June 12, 2026 - 05:42

Protecting health after earthquakes: learning from a community-centred approach in Türkiye

In the hours and days after a major earthquake, the immediate devastation is clear: collapsed buildings, lost lives, and families torn apart. But the crisis does not end when the shaking stops. In the weeks and months that follow, new health risks silently emerge, compounding the trauma of displacement and loss. These dangers evolve over time, shifting from injuries and crush syndrome to outbreaks of infectious disease, mental health crises, and the collapse of routine medical care.

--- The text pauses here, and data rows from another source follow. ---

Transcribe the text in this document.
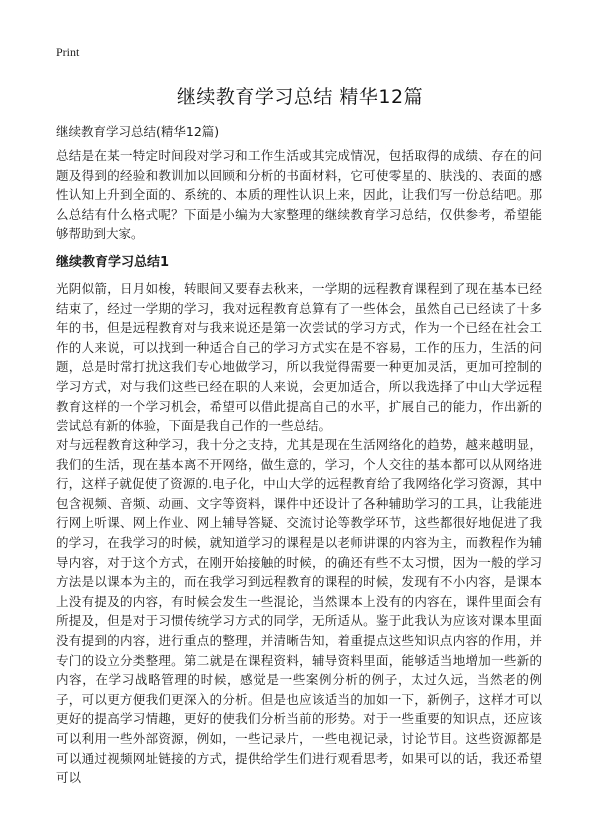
Print
继续教育学习总结 精华12篇

继续教育学习总结(精华12篇)

总结是在某一特定时间段对学习和工作生活或其完成情况，包括取得的成绩、存在的问题及得到的经验和教训加以回顾和分析的书面材料，它可使零星的、肤浅的、表面的感性认知上升到全面的、系统的、本质的理性认识上来，因此，让我们写一份总结吧。那么总结有什么格式呢？下面是小编为大家整理的继续教育学习总结，仅供参考，希望能够帮助到大家。

继续教育学习总结1

光阴似箭，日月如梭，转眼间又要春去秋来，一学期的远程教育课程到了现在基本已经结束了，经过一学期的学习，我对远程教育总算有了一些体会，虽然自己已经读了十多年的书，但是远程教育对与我来说还是第一次尝试的学习方式，作为一个已经在社会工作的人来说，可以找到一种适合自己的学习方式实在是不容易，工作的压力，生活的问题，总是时常打扰这我们专心地做学习，所以我觉得需要一种更加灵活，更加可控制的学习方式，对与我们这些已经在职的人来说，会更加适合，所以我选择了中山大学远程教育这样的一个学习机会，希望可以借此提高自己的水平，扩展自己的能力，作出新的尝试总有新的体验，下面是我自己作的一些总结。

对与远程教育这种学习，我十分之支持，尤其是现在生活网络化的趋势，越来越明显，我们的生活，现在基本离不开网络，做生意的，学习，个人交往的基本都可以从网络进行，这样子就促使了资源的.电子化，中山大学的远程教育给了我网络化学习资源，其中包含视频、音频、动画、文字等资料，课件中还设计了各种辅助学习的工具，让我能进行网上听课、网上作业、网上辅导答疑、交流讨论等教学环节，这些都很好地促进了我的学习，在我学习的时候，就知道学习的课程是以老师讲课的内容为主，而教程作为辅导内容，对于这个方式，在刚开始接触的时候，的确还有些不太习惯，因为一般的学习方法是以课本为主的，而在我学习到远程教育的课程的时候，发现有不小内容，是课本上没有提及的内容，有时候会发生一些混论，当然课本上没有的内容在，课件里面会有所提及，但是对于习惯传统学习方式的同学，无所适从。鉴于此我认为应该对课本里面没有提到的内容，进行重点的整理，并清晰告知，着重提点这些知识点内容的作用，并专门的设立分类整理。第二就是在课程资料，辅导资料里面，能够适当地增加一些新的内容，在学习战略管理的时候，感觉是一些案例分析的例子，太过久远，当然老的例子，可以更方便我们更深入的分析。但是也应该适当的加如一下，新例子，这样才可以更好的提高学习情趣，更好的使我们分析当前的形势。对于一些重要的知识点，还应该可以利用一些外部资源，例如，一些记录片，一些电视记录，讨论节目。这些资源都是可以通过视频网址链接的方式，提供给学生们进行观看思考，如果可以的话，我还希望可以
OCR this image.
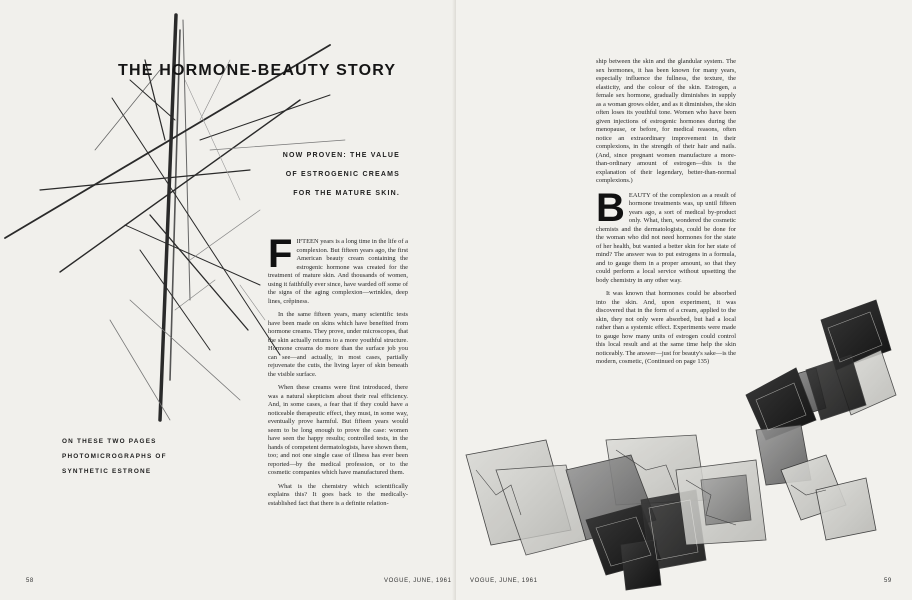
THE HORMONE-BEAUTY STORY
NOW PROVEN: THE VALUE
OF ESTROGENIC CREAMS
FOR THE MATURE SKIN.
ON THESE TWO PAGES
PHOTOMICROGRAPHS OF
SYNTHETIC ESTRONE

FIFTEEN years is a long time in the life of a complexion. But fifteen years ago, the first American beauty cream containing the estrogenic hormone was created for the treatment of mature skin. And thousands of women, using it faithfully ever since, have warded off some of the signs of the aging complexion—wrinkles, deep lines, crêpiness.

In the same fifteen years, many scientific tests have been made on skins which have benefited from hormone creams. They prove, under microscopes, that the skin actually returns to a more youthful structure. Hormone creams do more than the surface job you can see—and actually, in most cases, partially rejuvenate the cutis, the living layer of skin beneath the visible surface.

When these creams were first introduced, there was a natural skepticism about their real efficiency. And, in some cases, a fear that if they could have a noticeable therapeutic effect, they must, in some way, eventually prove harmful. But fifteen years would seem to be long enough to prove the case: women have seen the happy results; controlled tests, in the hands of competent dermatologists, have shown them, too; and not one single case of illness has ever been reported—by the medical profession, or to the cosmetic companies which have manufactured them.

What is the chemistry which scientifically explains this? It goes back to the medically-established fact that there is a definite relation-

58	VOGUE, JUNE, 1961

ship between the skin and the glandular system. The sex hormones, it has been known for many years, especially influence the fullness, the texture, the elasticity, and the colour of the skin. Estrogen, a female sex hormone, gradually diminishes in supply as a woman grows older, and as it diminishes, the skin often loses its youthful tone. Women who have been given injections of estrogenic hormones during the menopause, or before, for medical reasons, often notice an extraordinary improvement in their complexions, in the strength of their hair and nails. (And, since pregnant women manufacture a more-than-ordinary amount of estrogen—this is the explanation of their legendary, better-than-normal complexions.)

BEAUTY of the complexion as a result of hormone treatments was, up until fifteen years ago, a sort of medical by-product only. What, then, wondered the cosmetic chemists and the dermatologists, could be done for the woman who did not need hormones for the state of her health, but wanted a better skin for her state of mind? The answer was to put estrogens in a formula, and to gauge them in a proper amount, so that they could perform a local service without upsetting the body chemistry in any other way.

It was known that hormones could be absorbed into the skin. And, upon experiment, it was discovered that in the form of a cream, applied to the skin, they not only were absorbed, but had a local rather than a systemic effect. Experiments were made to gauge how many units of estrogen could control this local result and at the same time help the skin noticeably. The answer—just for beauty's sake—is the modern, cosmetic, (Continued on page 135)

VOGUE, JUNE, 1961	59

A recent approach in Turkey offers a powerful lesson in how to address these long-term threats. Rather than relying solely on top-down emergency response, local communities were placed at the center of the recovery. This meant training local health workers and volunteers to identify emerging risks, distribute basic supplies, and provide psychological first aid to neighbors. It also involved setting up temporary clinics in tents and repurposed buildings, ensuring that chronic conditions like diabetes and hypertension were not neglected during the chaos.

The key insight is that communities themselves are the first and most enduring responders. They know the local geography, the social networks, and the cultural norms that outsiders might miss. By empowering these groups with resources and training, the response becomes faster, more adaptable, and more trusted. This model does not replace the work of hospitals or international aid agencies, but it fills critical gaps that often go unnoticed until it is too late.

As earthquakes continue to strike vulnerable regions, the lesson from Turkey is clear: protecting health after a disaster requires more than tents and medical supplies. It requires investing in the people who will be there long after the news cameras leave.